The reason I mention time travel is that your daughter's teacher appears to be recycling a bit of faux-Victorian vocabulary guidance, the most common version of which goes: "Horses sweat, men perspire, women glow." I say "faux-Victorian" because I cannot actually find the axiom in print before the 1950s, but in any case, it seems to have been a staple of etiquette manuals for many years, so apparently at least some people took it seriously. On the other hand, neither "sweat" nor "perspire" are listed in the Oxford English Dictionary as synonyms of "glow," so it's unlikely that "glow" ever led an independent existence as a euphemism for "sweat" outside of that particular adage.
The goal of "Horses sweat, men perspire, women glow" was, of course, to encourage the use of "glow" as a more refined word than "sweat" or even, in that more delicate age, "perspire." There's nothing really wrong with either "sweat" (from the Old English "swat") or "perspire" (from the Latin "per spirare," meaning "to breathe through," in this case referring to "vapors" escaping the skin). In fact, the root "spirare" in "perspire" also gave us the word "spirit" (as in "the breath of life" or soul), so "perspire" actually has a fairly ethereal pedigree.

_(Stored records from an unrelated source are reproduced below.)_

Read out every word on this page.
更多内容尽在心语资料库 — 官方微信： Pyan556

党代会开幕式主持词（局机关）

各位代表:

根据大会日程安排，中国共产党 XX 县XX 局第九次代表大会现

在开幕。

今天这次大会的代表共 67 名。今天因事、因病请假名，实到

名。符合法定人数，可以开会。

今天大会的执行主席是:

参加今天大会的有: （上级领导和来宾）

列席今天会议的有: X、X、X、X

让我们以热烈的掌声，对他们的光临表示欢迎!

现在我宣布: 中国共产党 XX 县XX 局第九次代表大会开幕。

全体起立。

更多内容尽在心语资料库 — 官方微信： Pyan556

"Perspire" is, however, usually considered a more refined word than "sweat," which is certainly worth knowing. That distinction is, of course, entirely arbitrary from a linguistic standpoint, but English has a long history of granting Latinate (or Anglo-French) forms higher social status than Anglo-Saxon words. Many of the words we use for livestock ("cow," "pig," "sheep," etc.), for example, are short, blunt Anglo-Saxonisms of the sort used by medieval peasants, while the names of the finished products ("veal," "beef," "mutton," "pork," etc.) are rooted in the Anglo-French of the gentry who could actually afford the meat.